As much as it might seem like an enrichment program for students, Birdsell admitted that the writer-in-residence is often the one enriched by the job, because it affords the opportunity to meet so many creative students.

“Getting to meet students and hearing about some of the things they are struggling with or aiming for or find challenging is really illuminating for me,” she said.

Birdsell considers her role one of encouraging budding writers and giving them advice.

“I wish for them to know that it’s an opportunity to sit down and talk to someone who has lived a long writing life, and if anyone’s interested in writing poems or have a stack of short stories someplace and they want to talk about them, bring them to me,” Birdsell said.

As for writing advice, Birdsell stressed the importance of a writing community and mentors in her own writing. She credits her creative writing professors in university with helping her get her work out there when she got serious about writing at 35.

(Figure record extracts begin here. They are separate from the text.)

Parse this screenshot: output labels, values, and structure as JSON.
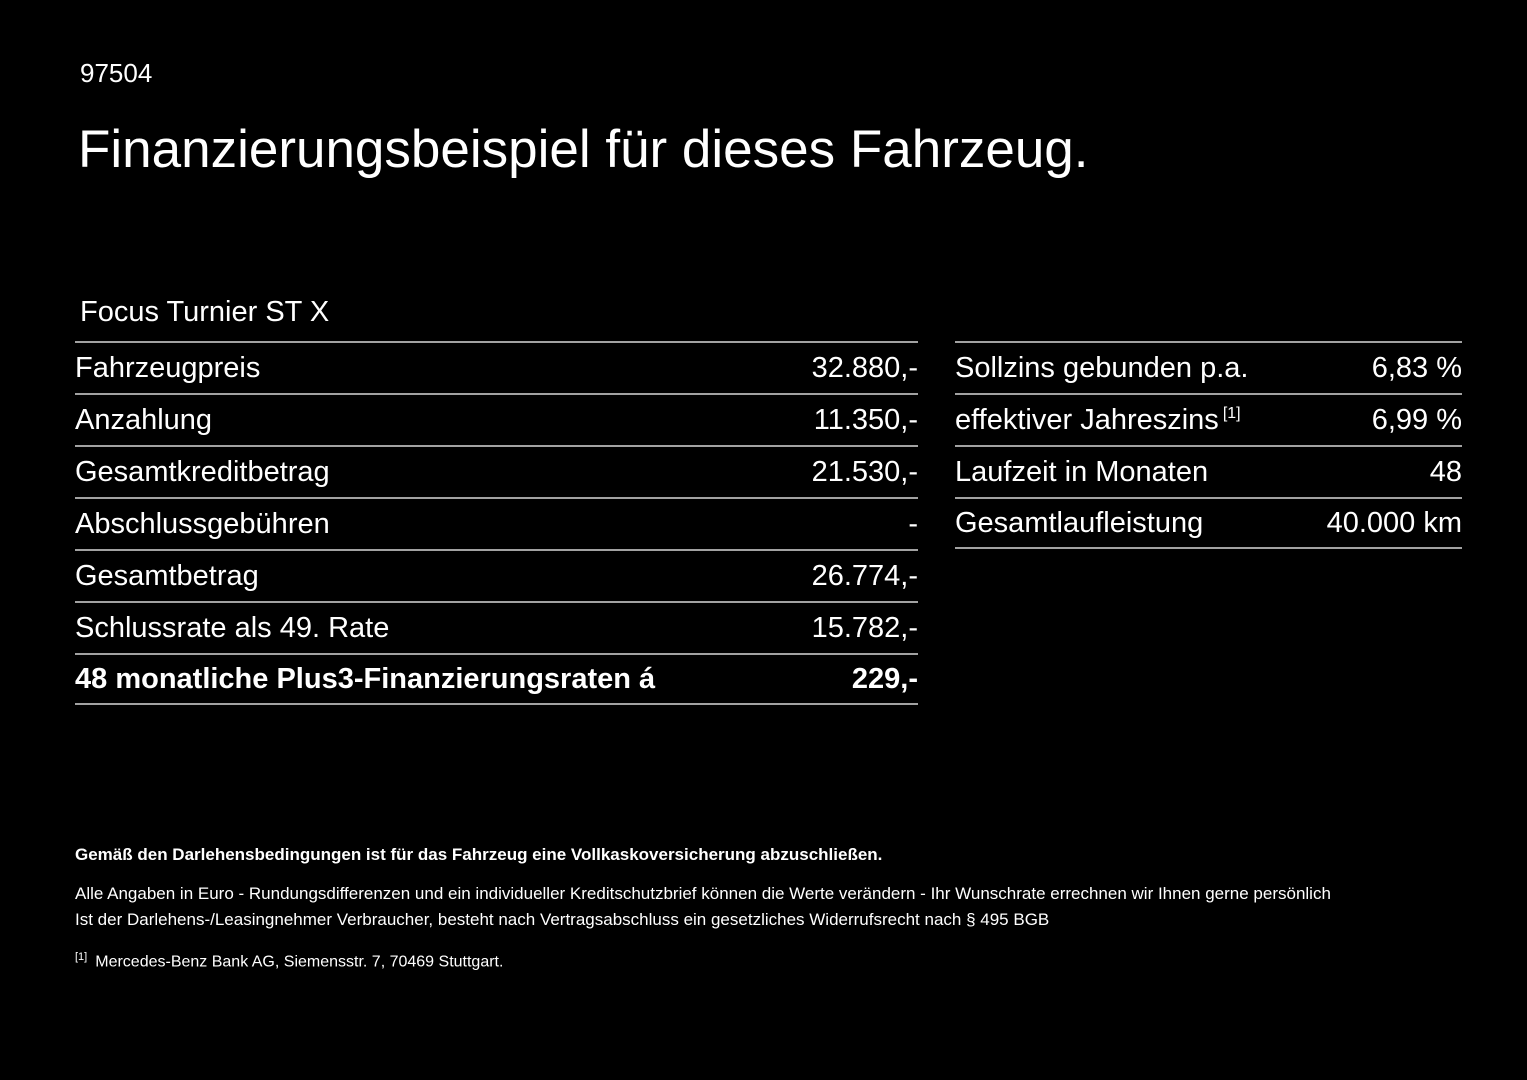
{
  "page": {
    "doc_number": "97504",
    "title": "Finanzierungsbeispiel für dieses Fahrzeug.",
    "vehicle_name": "Focus Turnier ST X"
  },
  "left_table": {
    "rows": [
      {
        "label": "Fahrzeugpreis",
        "value": "32.880,-"
      },
      {
        "label": "Anzahlung",
        "value": "11.350,-"
      },
      {
        "label": "Gesamtkreditbetrag",
        "value": "21.530,-"
      },
      {
        "label": "Abschlussgebühren",
        "value": "-"
      },
      {
        "label": "Gesamtbetrag",
        "value": "26.774,-"
      },
      {
        "label": "Schlussrate als 49. Rate",
        "value": "15.782,-"
      },
      {
        "label": "48 monatliche Plus3-Finanzierungsraten á",
        "value": "229,-"
      }
    ]
  },
  "right_table": {
    "rows": [
      {
        "label": "Sollzins gebunden p.a.",
        "value": "6,83 %"
      },
      {
        "label": "effektiver Jahreszins",
        "footnote_marker": "[1]",
        "value": "6,99 %"
      },
      {
        "label": "Laufzeit in Monaten",
        "value": "48"
      },
      {
        "label": "Gesamtlaufleistung",
        "value": "40.000 km"
      }
    ]
  },
  "footer": {
    "line1": "Gemäß den Darlehensbedingungen ist für das Fahrzeug eine Vollkaskoversicherung abzuschließen.",
    "line2": "Alle Angaben in Euro - Rundungsdifferenzen und ein individueller Kreditschutzbrief können die Werte verändern - Ihr Wunschrate errechnen wir Ihnen gerne persönlich",
    "line3": "Ist der Darlehens-/Leasingnehmer Verbraucher, besteht nach Vertragsabschluss ein gesetzliches Widerrufsrecht nach § 495 BGB",
    "footnote_marker": "[1]",
    "footnote_text": "Mercedes-Benz Bank AG, Siemensstr. 7, 70469 Stuttgart."
  },
  "colors": {
    "background": "#000000",
    "text": "#ffffff",
    "divider": "#a2a2a2"
  }
}
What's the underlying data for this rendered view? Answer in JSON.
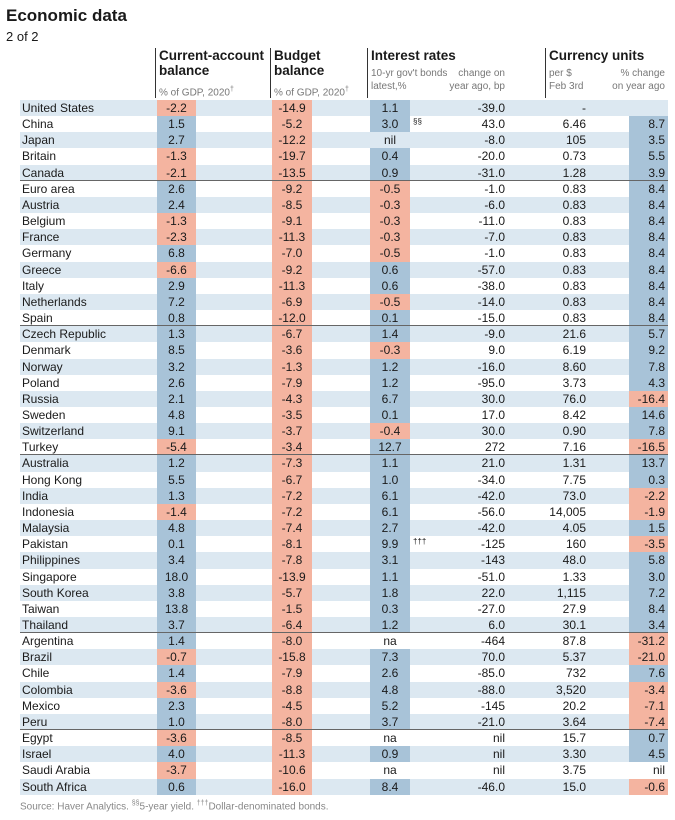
{
  "header": {
    "title": "Economic data",
    "subtitle": "2 of 2"
  },
  "columns": {
    "current_account": {
      "title": "Current-account",
      "title2": "balance",
      "sub": "% of GDP, 2020",
      "mark": "†"
    },
    "budget": {
      "title": "Budget",
      "title2": "balance",
      "sub": "% of GDP, 2020",
      "mark": "†"
    },
    "interest": {
      "title": "Interest rates",
      "sub1a": "10-yr gov't bonds",
      "sub1b": "latest,%",
      "sub2a": "change on",
      "sub2b": "year ago, bp"
    },
    "currency": {
      "title": "Currency units",
      "sub1a": "per $",
      "sub1b": "Feb 3rd",
      "sub2a": "% change",
      "sub2b": "on year ago"
    }
  },
  "footer": {
    "source": "Source: Haver Analytics. ",
    "n1mark": "§§",
    "n1": "5-year yield. ",
    "n2mark": "†††",
    "n2": "Dollar-denominated bonds."
  },
  "colors": {
    "positive": "#a8c3d8",
    "negative": "#f4b4a0",
    "row_shade": "#dce8f1"
  },
  "chart_data": {
    "type": "table",
    "title": "Economic data",
    "group_breaks_after": [
      "Canada",
      "Spain",
      "Turkey",
      "Thailand",
      "Peru"
    ],
    "rows": [
      {
        "country": "United States",
        "ca": "-2.2",
        "budget": "-14.9",
        "ir": "1.1",
        "note": "",
        "bp": "-39.0",
        "fx": "-",
        "pc": ""
      },
      {
        "country": "China",
        "ca": "1.5",
        "budget": "-5.2",
        "ir": "3.0",
        "note": "§§",
        "bp": "43.0",
        "fx": "6.46",
        "pc": "8.7"
      },
      {
        "country": "Japan",
        "ca": "2.7",
        "budget": "-12.2",
        "ir": "nil",
        "note": "",
        "bp": "-8.0",
        "fx": "105",
        "pc": "3.5"
      },
      {
        "country": "Britain",
        "ca": "-1.3",
        "budget": "-19.7",
        "ir": "0.4",
        "note": "",
        "bp": "-20.0",
        "fx": "0.73",
        "pc": "5.5"
      },
      {
        "country": "Canada",
        "ca": "-2.1",
        "budget": "-13.5",
        "ir": "0.9",
        "note": "",
        "bp": "-31.0",
        "fx": "1.28",
        "pc": "3.9"
      },
      {
        "country": "Euro area",
        "ca": "2.6",
        "budget": "-9.2",
        "ir": "-0.5",
        "note": "",
        "bp": "-1.0",
        "fx": "0.83",
        "pc": "8.4"
      },
      {
        "country": "Austria",
        "ca": "2.4",
        "budget": "-8.5",
        "ir": "-0.3",
        "note": "",
        "bp": "-6.0",
        "fx": "0.83",
        "pc": "8.4"
      },
      {
        "country": "Belgium",
        "ca": "-1.3",
        "budget": "-9.1",
        "ir": "-0.3",
        "note": "",
        "bp": "-11.0",
        "fx": "0.83",
        "pc": "8.4"
      },
      {
        "country": "France",
        "ca": "-2.3",
        "budget": "-11.3",
        "ir": "-0.3",
        "note": "",
        "bp": "-7.0",
        "fx": "0.83",
        "pc": "8.4"
      },
      {
        "country": "Germany",
        "ca": "6.8",
        "budget": "-7.0",
        "ir": "-0.5",
        "note": "",
        "bp": "-1.0",
        "fx": "0.83",
        "pc": "8.4"
      },
      {
        "country": "Greece",
        "ca": "-6.6",
        "budget": "-9.2",
        "ir": "0.6",
        "note": "",
        "bp": "-57.0",
        "fx": "0.83",
        "pc": "8.4"
      },
      {
        "country": "Italy",
        "ca": "2.9",
        "budget": "-11.3",
        "ir": "0.6",
        "note": "",
        "bp": "-38.0",
        "fx": "0.83",
        "pc": "8.4"
      },
      {
        "country": "Netherlands",
        "ca": "7.2",
        "budget": "-6.9",
        "ir": "-0.5",
        "note": "",
        "bp": "-14.0",
        "fx": "0.83",
        "pc": "8.4"
      },
      {
        "country": "Spain",
        "ca": "0.8",
        "budget": "-12.0",
        "ir": "0.1",
        "note": "",
        "bp": "-15.0",
        "fx": "0.83",
        "pc": "8.4"
      },
      {
        "country": "Czech Republic",
        "ca": "1.3",
        "budget": "-6.7",
        "ir": "1.4",
        "note": "",
        "bp": "-9.0",
        "fx": "21.6",
        "pc": "5.7"
      },
      {
        "country": "Denmark",
        "ca": "8.5",
        "budget": "-3.6",
        "ir": "-0.3",
        "note": "",
        "bp": "9.0",
        "fx": "6.19",
        "pc": "9.2"
      },
      {
        "country": "Norway",
        "ca": "3.2",
        "budget": "-1.3",
        "ir": "1.2",
        "note": "",
        "bp": "-16.0",
        "fx": "8.60",
        "pc": "7.8"
      },
      {
        "country": "Poland",
        "ca": "2.6",
        "budget": "-7.9",
        "ir": "1.2",
        "note": "",
        "bp": "-95.0",
        "fx": "3.73",
        "pc": "4.3"
      },
      {
        "country": "Russia",
        "ca": "2.1",
        "budget": "-4.3",
        "ir": "6.7",
        "note": "",
        "bp": "30.0",
        "fx": "76.0",
        "pc": "-16.4"
      },
      {
        "country": "Sweden",
        "ca": "4.8",
        "budget": "-3.5",
        "ir": "0.1",
        "note": "",
        "bp": "17.0",
        "fx": "8.42",
        "pc": "14.6"
      },
      {
        "country": "Switzerland",
        "ca": "9.1",
        "budget": "-3.7",
        "ir": "-0.4",
        "note": "",
        "bp": "30.0",
        "fx": "0.90",
        "pc": "7.8"
      },
      {
        "country": "Turkey",
        "ca": "-5.4",
        "budget": "-3.4",
        "ir": "12.7",
        "note": "",
        "bp": "272",
        "fx": "7.16",
        "pc": "-16.5"
      },
      {
        "country": "Australia",
        "ca": "1.2",
        "budget": "-7.3",
        "ir": "1.1",
        "note": "",
        "bp": "21.0",
        "fx": "1.31",
        "pc": "13.7"
      },
      {
        "country": "Hong Kong",
        "ca": "5.5",
        "budget": "-6.7",
        "ir": "1.0",
        "note": "",
        "bp": "-34.0",
        "fx": "7.75",
        "pc": "0.3"
      },
      {
        "country": "India",
        "ca": "1.3",
        "budget": "-7.2",
        "ir": "6.1",
        "note": "",
        "bp": "-42.0",
        "fx": "73.0",
        "pc": "-2.2"
      },
      {
        "country": "Indonesia",
        "ca": "-1.4",
        "budget": "-7.2",
        "ir": "6.1",
        "note": "",
        "bp": "-56.0",
        "fx": "14,005",
        "pc": "-1.9"
      },
      {
        "country": "Malaysia",
        "ca": "4.8",
        "budget": "-7.4",
        "ir": "2.7",
        "note": "",
        "bp": "-42.0",
        "fx": "4.05",
        "pc": "1.5"
      },
      {
        "country": "Pakistan",
        "ca": "0.1",
        "budget": "-8.1",
        "ir": "9.9",
        "note": "†††",
        "bp": "-125",
        "fx": "160",
        "pc": "-3.5"
      },
      {
        "country": "Philippines",
        "ca": "3.4",
        "budget": "-7.8",
        "ir": "3.1",
        "note": "",
        "bp": "-143",
        "fx": "48.0",
        "pc": "5.8"
      },
      {
        "country": "Singapore",
        "ca": "18.0",
        "budget": "-13.9",
        "ir": "1.1",
        "note": "",
        "bp": "-51.0",
        "fx": "1.33",
        "pc": "3.0"
      },
      {
        "country": "South Korea",
        "ca": "3.8",
        "budget": "-5.7",
        "ir": "1.8",
        "note": "",
        "bp": "22.0",
        "fx": "1,115",
        "pc": "7.2"
      },
      {
        "country": "Taiwan",
        "ca": "13.8",
        "budget": "-1.5",
        "ir": "0.3",
        "note": "",
        "bp": "-27.0",
        "fx": "27.9",
        "pc": "8.4"
      },
      {
        "country": "Thailand",
        "ca": "3.7",
        "budget": "-6.4",
        "ir": "1.2",
        "note": "",
        "bp": "6.0",
        "fx": "30.1",
        "pc": "3.4"
      },
      {
        "country": "Argentina",
        "ca": "1.4",
        "budget": "-8.0",
        "ir": "na",
        "note": "",
        "bp": "-464",
        "fx": "87.8",
        "pc": "-31.2"
      },
      {
        "country": "Brazil",
        "ca": "-0.7",
        "budget": "-15.8",
        "ir": "7.3",
        "note": "",
        "bp": "70.0",
        "fx": "5.37",
        "pc": "-21.0"
      },
      {
        "country": "Chile",
        "ca": "1.4",
        "budget": "-7.9",
        "ir": "2.6",
        "note": "",
        "bp": "-85.0",
        "fx": "732",
        "pc": "7.6"
      },
      {
        "country": "Colombia",
        "ca": "-3.6",
        "budget": "-8.8",
        "ir": "4.8",
        "note": "",
        "bp": "-88.0",
        "fx": "3,520",
        "pc": "-3.4"
      },
      {
        "country": "Mexico",
        "ca": "2.3",
        "budget": "-4.5",
        "ir": "5.2",
        "note": "",
        "bp": "-145",
        "fx": "20.2",
        "pc": "-7.1"
      },
      {
        "country": "Peru",
        "ca": "1.0",
        "budget": "-8.0",
        "ir": "3.7",
        "note": "",
        "bp": "-21.0",
        "fx": "3.64",
        "pc": "-7.4"
      },
      {
        "country": "Egypt",
        "ca": "-3.6",
        "budget": "-8.5",
        "ir": "na",
        "note": "",
        "bp": "nil",
        "fx": "15.7",
        "pc": "0.7"
      },
      {
        "country": "Israel",
        "ca": "4.0",
        "budget": "-11.3",
        "ir": "0.9",
        "note": "",
        "bp": "nil",
        "fx": "3.30",
        "pc": "4.5"
      },
      {
        "country": "Saudi Arabia",
        "ca": "-3.7",
        "budget": "-10.6",
        "ir": "na",
        "note": "",
        "bp": "nil",
        "fx": "3.75",
        "pc": "nil"
      },
      {
        "country": "South Africa",
        "ca": "0.6",
        "budget": "-16.0",
        "ir": "8.4",
        "note": "",
        "bp": "-46.0",
        "fx": "15.0",
        "pc": "-0.6"
      }
    ]
  }
}
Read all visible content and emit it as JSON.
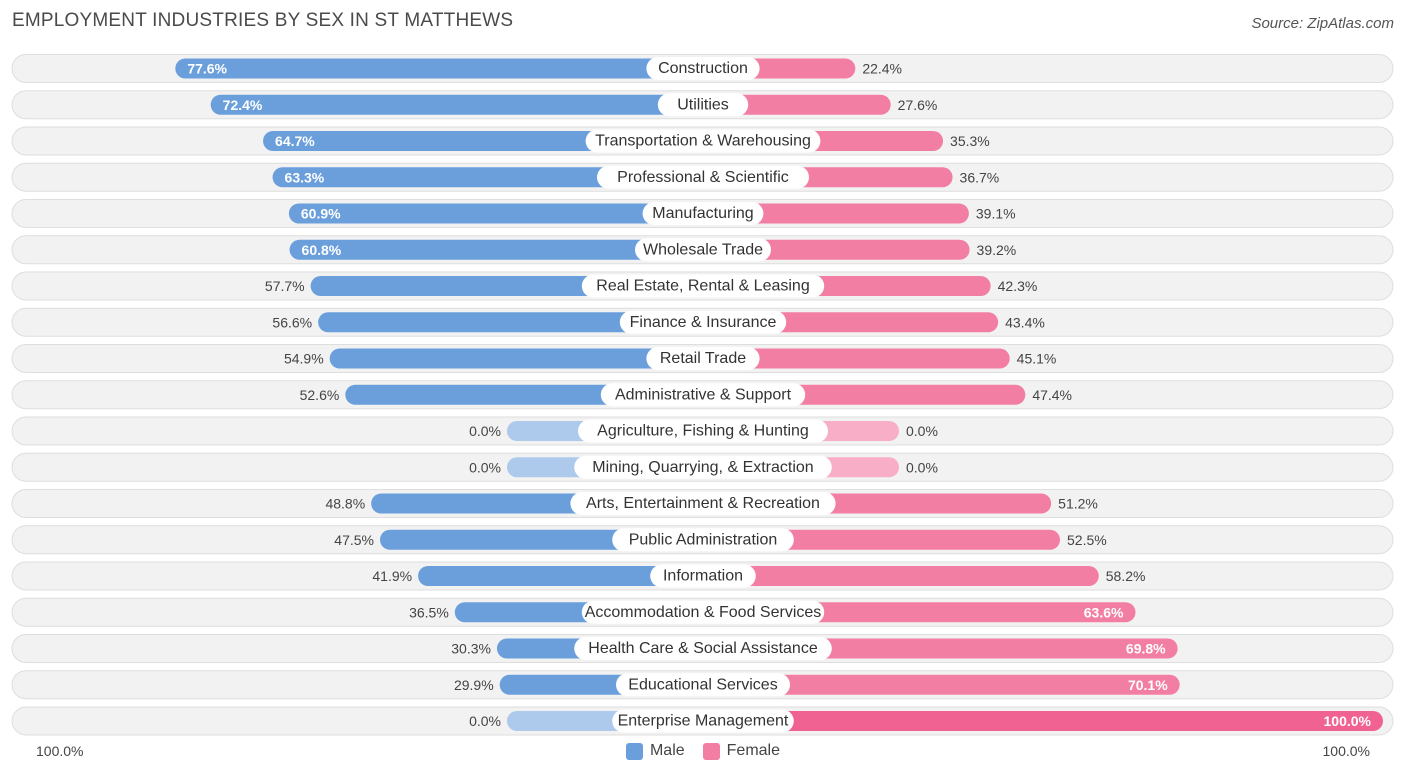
{
  "title": "EMPLOYMENT INDUSTRIES BY SEX IN ST MATTHEWS",
  "source": "Source: ZipAtlas.com",
  "axis": {
    "left_label": "100.0%",
    "right_label": "100.0%"
  },
  "legend": {
    "male": "Male",
    "female": "Female"
  },
  "colors": {
    "male": "#6a9fdc",
    "male_light": "#adc9ec",
    "female": "#f27fa3",
    "female_light": "#f7aec6",
    "female_strong": "#f06292",
    "row_bg": "#f2f2f2",
    "row_border": "#dedede"
  },
  "chart_data": {
    "type": "bar",
    "orientation": "horizontal-diverging",
    "title": "EMPLOYMENT INDUSTRIES BY SEX IN ST MATTHEWS",
    "xlim": [
      -100,
      100
    ],
    "categories": [
      "Construction",
      "Utilities",
      "Transportation & Warehousing",
      "Professional & Scientific",
      "Manufacturing",
      "Wholesale Trade",
      "Real Estate, Rental & Leasing",
      "Finance & Insurance",
      "Retail Trade",
      "Administrative & Support",
      "Agriculture, Fishing & Hunting",
      "Mining, Quarrying, & Extraction",
      "Arts, Entertainment & Recreation",
      "Public Administration",
      "Information",
      "Accommodation & Food Services",
      "Health Care & Social Assistance",
      "Educational Services",
      "Enterprise Management"
    ],
    "series": [
      {
        "name": "Male",
        "values": [
          77.6,
          72.4,
          64.7,
          63.3,
          60.9,
          60.8,
          57.7,
          56.6,
          54.9,
          52.6,
          0.0,
          0.0,
          48.8,
          47.5,
          41.9,
          36.5,
          30.3,
          29.9,
          0.0
        ],
        "labels": [
          "77.6%",
          "72.4%",
          "64.7%",
          "63.3%",
          "60.9%",
          "60.8%",
          "57.7%",
          "56.6%",
          "54.9%",
          "52.6%",
          "0.0%",
          "0.0%",
          "48.8%",
          "47.5%",
          "41.9%",
          "36.5%",
          "30.3%",
          "29.9%",
          "0.0%"
        ]
      },
      {
        "name": "Female",
        "values": [
          22.4,
          27.6,
          35.3,
          36.7,
          39.1,
          39.2,
          42.3,
          43.4,
          45.1,
          47.4,
          0.0,
          0.0,
          51.2,
          52.5,
          58.2,
          63.6,
          69.8,
          70.1,
          100.0
        ],
        "labels": [
          "22.4%",
          "27.6%",
          "35.3%",
          "36.7%",
          "39.1%",
          "39.2%",
          "42.3%",
          "43.4%",
          "45.1%",
          "47.4%",
          "0.0%",
          "0.0%",
          "51.2%",
          "52.5%",
          "58.2%",
          "63.6%",
          "69.8%",
          "70.1%",
          "100.0%"
        ]
      }
    ]
  }
}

Birdsell explained most stories are divided into two camps. Some writers start their books based around an event and then create a character to live that plot, while others create compelling main characters and make a story around them. Main characters in fiction are people who struggle and overcome some conflict, said Birdsell, and who tend to go through a process and come out changed on the other side.

Birdsell views the writer-in-residence role as an opportunity for someone in the field to spot the talent of up-and-coming writers, a sort of literature coach.

“I always thought there was so much training for people who were sports-oriented … and for artistic people, people with music, but there was nothing there for writers. It’s a creative art form and there’s nothing to nurture them, no one to spot them and say, ‘Oh you’ve got talent,’” said Birdsell.

The best advice though is to simply write, but even Birdsell admits that for students, the time commitment can be hard. However, it’s once you start  writing that the best ideas come, according to Birdsell. Even if you have only a half-formed, murky idea, she’s always found that ideas will come once you start typing.

Birdsell’s office is located in Hamelin 323 and her hours are Thursday from 11 a.m. to 3 p.m.